Percy Ott: (Herr Ott hielt seine Interviewzusage nicht)

analogo.de: Mit Metadaten wird viel Schindluder getrieben. Die NSA tötet laut seinem ehemaligen Boss Michael Hayden auf der Basis von Metadaten. Wer Focus Online liest, dessen Metadaten werden als IP-Adressenbestandteil zu Facebook geleitet, auch wenn man die Datenschutzbedingungen von Focus Online noch nicht bestätigt hat. Wo genau liegt die Schutzfunktion des IronPorts von Cisco?

Percy Ott: (Herr Ott hielt seine Interviewzusage nicht)

analogo.de: Cisco steht im Fokus von Medien und Politik. Ihr Konzern hatte in enger Zusammenarbeit mit der chinesischen Regierung das Internet Chinas mitgebaut. Nun berichtete das Wall Street Journal von den Enthüllungen Edward Snowdens, gemäß denen die National Security Agency (NSA) Modifikationen in Cisco-Bauteilen eingebaut hat, noch bevor sie nach China zur Weiterverarbeitung exportiert wurden. Sendungen sollen abgefangen worden sein, die Produkte an einem geheimen Ort verwanzt, neu verpackt und anschließend zum Zielobjekt verschickt worden sein. Snowden belegte diese Behauptung mit einem Foto, welches das NSA-Personal bei exakt dieser Tätigkeit des „Modifizierens“ zeigte. Ihr Cisco Vorstandsvorsitzende John Chambers bat kürzlich Präsident Obama in einem Brief um „neue Regeln“, um verlorenes Vertrauen zurückzugewinnen. Der designierte Präsident Donald Trump kündigt nun an die Körperschaftssteuer für Firmen wie Cisco zu senken. Bleibt Cisco am Ball für „neue Regeln“?

Percy Ott: (Herr Ott hielt seine Interviewzusage nicht)

analogo.de: Warum engagiert sich Cisco seit 2015 im Open Compute Project?

Percy Ott: (Herr Ott hielt seine Interviewzusage nicht)

analogo.de: Cisco behauptete letztes Jahr Ihr neuer patentfreier und offener Next-Gen Video-Codec H.265 sei ein Industriestandard. Können Sie ausschließen, dass Cisco eines Tages Lizenzgeld für seinen Codec nimmt?

Percy Ott: (Herr Ott hielt seine Interviewzusage nicht)

analogo.de: Wir von analogo.de wollen Wissen neu verknüpfen, so dass es nicht nur gesucht, sondern auch gefunden werden darf. Welche Chancen bietet für Sie eine Knowledge Discovery aus Datenbanken (KDD)?

Percy Ott: (Herr Ott hielt seine Interviewzusage nicht)

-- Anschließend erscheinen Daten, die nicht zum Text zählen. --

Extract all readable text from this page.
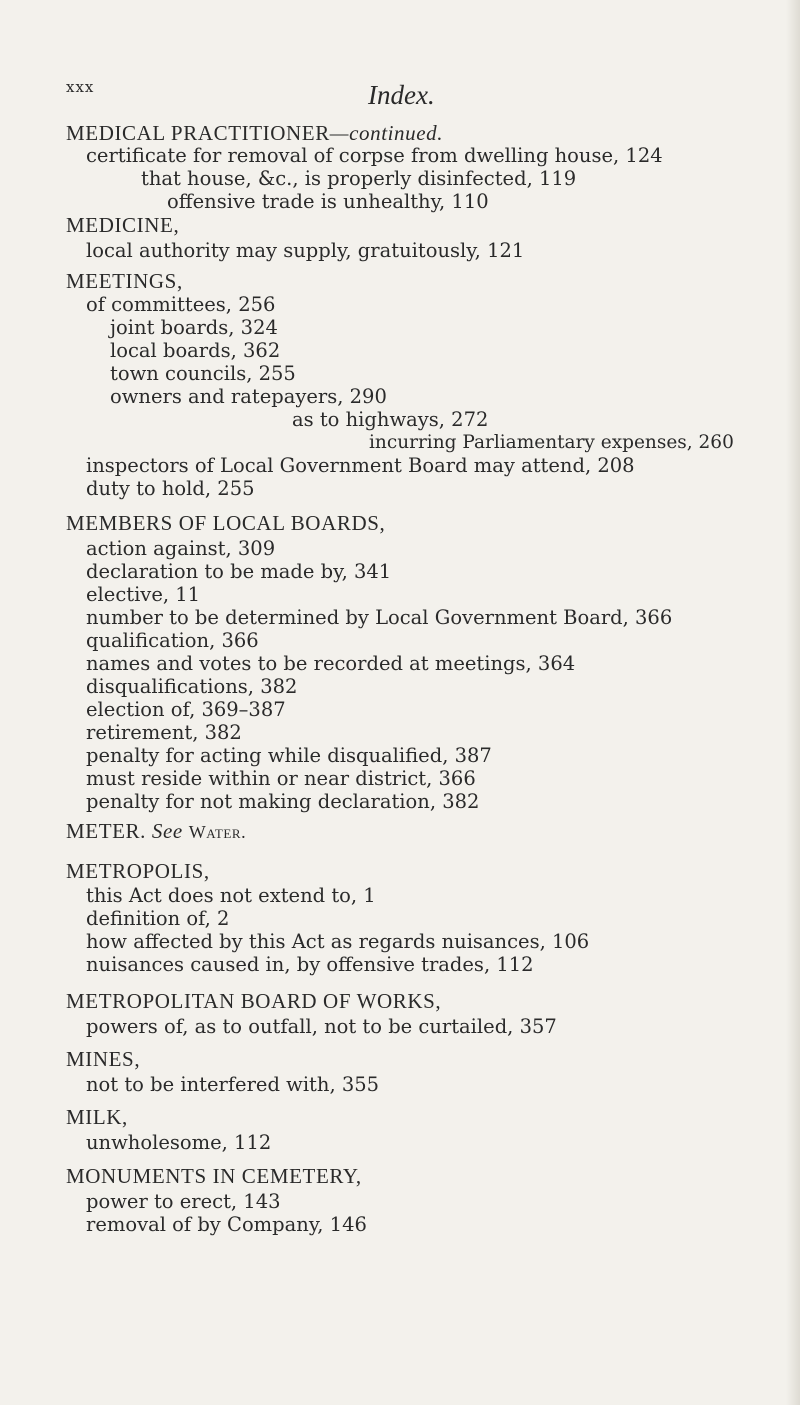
xxx	Index.
MEDICAL PRACTITIONER—continued.
certificate for removal of corpse from dwelling house, 124
that house, &c., is properly disinfected, 119
offensive trade is unhealthy, 110
MEDICINE,
local authority may supply, gratuitously, 121
MEETINGS,
of committees, 256
joint boards, 324
local boards, 362
town councils, 255
owners and ratepayers, 290
as to highways, 272
incurring Parliamentary expenses, 260
inspectors of Local Government Board may attend, 208
duty to hold, 255
MEMBERS OF LOCAL BOARDS,
action against, 309
declaration to be made by, 341
elective, 11
number to be determined by Local Government Board, 366
qualification, 366
names and votes to be recorded at meetings, 364
disqualifications, 382
election of, 369–387
retirement, 382
penalty for acting while disqualified, 387
must reside within or near district, 366
penalty for not making declaration, 382
METER. See Water.
METROPOLIS,
this Act does not extend to, 1
definition of, 2
how affected by this Act as regards nuisances, 106
nuisances caused in, by offensive trades, 112
METROPOLITAN BOARD OF WORKS,
powers of, as to outfall, not to be curtailed, 357
MINES,
not to be interfered with, 355
MILK,
unwholesome, 112
MONUMENTS IN CEMETERY,
power to erect, 143
removal of by Company, 146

analogo.de: Wenn BIG DATA in Datenpools gesammelt werden, wird’s brenzlig. Wer etwa im Drogeriemarkt dm oder bei REWE seine Paybackkarte einlesen lässt, übermittelt seiner Käuferdaten an einen Datenhändler wie Schober. Diese Händler erstellen Käuferprofile aus Datenpunkten, die sie sich von Versicherungen, Behörden, Gewinnspielen, aus dem Krankenhaus und eben den angesprochenen Supermärkten besorgt haben. Personalabteilungen in den USA kaufen derzeit massiv Verhaltensdaten von Computerspieleherstellern ab. Die Eignung der Bewerber soll nicht mehr durch die Menschenkenntnis des Personalchefs festgestellt werden, sondern Algorithmen sollen die Stressverträglichkeit des Bewerbers einschätzen. Bitte nennen Sie uns ein Beispiel, wie Cisco bei betrieblichen Vorgängen oder Stellenbelegungen Menschlichkeit misst?

Percy Ott: (Herr Ott hielt seine Interviewzusage nicht)

analogo.de: Welche Daten stellen für Sie persönlich keinen hohen Wert dar, so dass Sie sie gerne freigeben?

Percy Ott: (Herr Ott hielt seine Interviewzusage nicht)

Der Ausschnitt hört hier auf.